Keine finanzielle Absicht
Diese Einbürgerungsoffensive ist bis zum 31. August befristet und richtet sich an Personen, die bereits das Schweizer Bürgerrecht besitzen und seit mindestens sechs Jahren in Arisdorf leben. Das Gesuch wird zuerst vom Bürgerrat geprüft und danach an die kantonalen Behörden weitergereicht. Abschliessend befindet die Bürgergemeindeversammlung über die Aufnahme. Diese dürfte aber nur Formsache sein, zumal die Idee zur Einbürgerungsaktion von verschiedenen Einwohnerinnen und Einwohnern, auch nicht eingebürgerten, vorgebracht wurde. Dabei ging es ihnen nicht um Wachstum und schon gar nicht darum, ein Zusammenlegen mit der Einwohnergemeinde, wie das andernorts diskutiert wird oder bereits vollzogen wurde, zu verhindern. In Arisdorf steht die Bürgergemeinde finanziell auf gesunden Beinen. Neben Wald, Kulturland und Forstgebäuden besitzt sie etwa eine Überbauung. Zudem spült die Liestaler Deponie Höli, die gerade ins Visier der nationalen Wettbewerbskommission geraten ist und deren Zufahrt über Arisdörfer Boden führt, regelmässig Geld in den Beutel der Bürgergemeinde.

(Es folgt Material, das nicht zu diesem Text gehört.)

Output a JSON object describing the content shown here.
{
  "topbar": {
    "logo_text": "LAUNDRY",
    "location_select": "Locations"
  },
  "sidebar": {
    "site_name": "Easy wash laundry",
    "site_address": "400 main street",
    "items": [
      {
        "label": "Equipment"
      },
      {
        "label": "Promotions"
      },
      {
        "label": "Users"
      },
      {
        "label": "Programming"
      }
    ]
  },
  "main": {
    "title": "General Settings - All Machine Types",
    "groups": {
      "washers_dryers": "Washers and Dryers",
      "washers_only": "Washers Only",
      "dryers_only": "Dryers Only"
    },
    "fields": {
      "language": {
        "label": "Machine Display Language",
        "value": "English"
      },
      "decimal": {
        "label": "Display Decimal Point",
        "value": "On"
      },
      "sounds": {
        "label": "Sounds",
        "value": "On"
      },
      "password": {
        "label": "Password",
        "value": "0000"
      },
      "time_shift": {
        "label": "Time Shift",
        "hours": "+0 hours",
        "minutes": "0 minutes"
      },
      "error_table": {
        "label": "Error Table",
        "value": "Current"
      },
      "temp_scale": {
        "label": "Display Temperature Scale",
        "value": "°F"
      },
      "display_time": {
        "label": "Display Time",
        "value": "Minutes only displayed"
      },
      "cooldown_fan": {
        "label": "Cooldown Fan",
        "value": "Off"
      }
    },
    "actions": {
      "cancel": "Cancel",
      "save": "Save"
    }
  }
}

So kann sie immer wieder Dorfvereine und spezielle Projekte sowie die alljährliche Produktion der «Theatermühle» unterstützen. Zum Beispiel: 10 000 Franken gingen im Jahr 2017 an eine Trockenmauer, die der Verein «Leben in Arisdorf» realisierte und die 165 000 Franken kostete. Und als die Einwohnergemeinde 2009 ihre Heimatkunde herausgab, fügte ihr die Bürgergemeinde selbstbewusst ein Zwillingsbuch vom fast gleichen Umfang über sich selbst an.
Der reine Waldwirtschaftsbetrieb schliesst einmal mit einer schwarzen, einmal mit einer roten Null ab. Und die Bürgergemeinde kann noch damit prahlen, mit Myrtha Kuni die erste Bürgerrätin des ganzen Kantons ins Amt gewählt zu haben. Das Buch mit dem Titel «Septemberträume» mit Arisdörfer Geschichten, das Myrtha Kuni als Quereinsteigerin verfasste, wurde selbstverständlich ebenfalls finanziell unterstützt.
Mehr Sauerstoff
Der Hauptgrund für die Einbürgerungsaktion ist anderswo zu suchen. Das Stichwort «Impuls» bringt es am besten auf den Punkt. Wellauer erhofft sich von den Neuaufnahmen vor allem eine Verjüngung der Bürgergemeinde und Sauerstoff für das Dorfleben. Abgesehen vom traditionellen Turnverein und dem genannten «Leben in Arisdorf» lahmt das Vereinsleben ein wenig, das für Betrieb im Dorf sorgen soll. Die Jodler etwa fusionierten 2015 mit den Liestalern und sind jetzt ganz verschwunden.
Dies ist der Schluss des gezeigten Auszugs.